The revised authorial attitude is not simply a response to the exigencies of a different story; it also, according to Lambert, reflects an adjustment in their own attitudes toward social conflict. “I value less and less confrontation as a strategy,” Lambert says. “We did a lot of this, but now I’m starting to think that we should try to have empathy. Which doesn’t mean stop criticizing or saying everything’s fine because we have empathy. But I think it gives you an understanding of humans that is more accurate and more useful for political engagement.”

There is violence, of a sort, in the new book, though it’s not the graphic bloodletting found in Querelle. The violence the rich exert on the working class, the poor, immigrants, and other demographics is submerged, in part because these social groups are invisible to people like Céline. It is precisely this unseen violence that attracted Lambert in the writing. “What interested me were the oblique effects, not just the direct impact,” they say. “It’s the idea of the corollaries that interested me. The most invisible thing – the thing that you don’t think about – that is most impactful.”

Another factor in the tonal or stylistic shift may be the direct inspirations for each book. Querelle was a reworking of a novel by Jean Génet, an author not exactly known for his restraint. “Génet is about making the language dirty,” Lambert says. “That’s why there is blood and sperm – he almost wants those bodily fluids to spray on the page.”

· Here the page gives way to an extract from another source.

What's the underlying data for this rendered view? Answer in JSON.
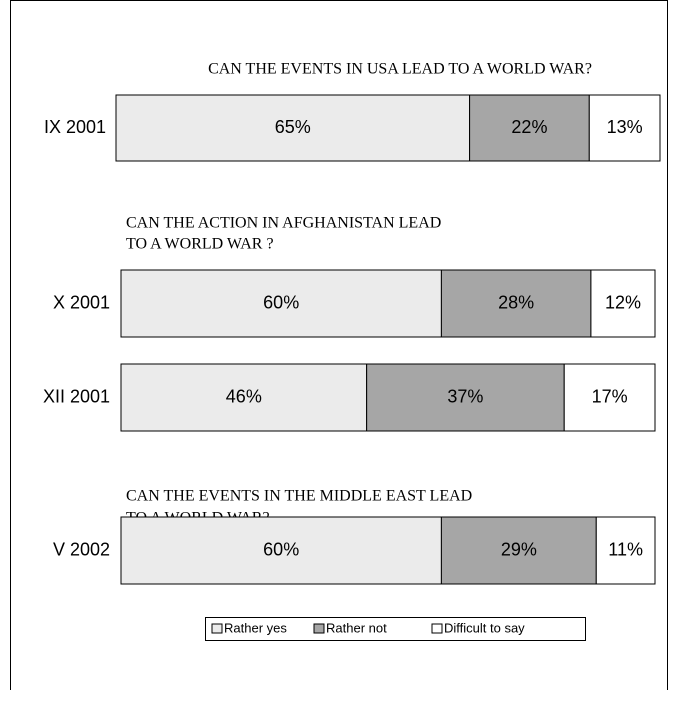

By contrast, May Our Joy Endure gets its inspiration – and its title – from Marie-Claire Blais (specifically her 1995 novel Soifs), an author who Lambert says is central to their own artistic sensibility. “She was continuing the modernist quest, trying to understand the inner life through her writing,” Lambert says. “She was inspired by Faulkner, by Woolf, by Proust, by Henry James, in a way. What Marie-Claire Blais does is try to erase the distinction between consciousnesses. Which is really modernist, but in my point of view, she pushes it further.”

Which may be the perfect touchstone for a modernist writer suspicious of being branded a modernist.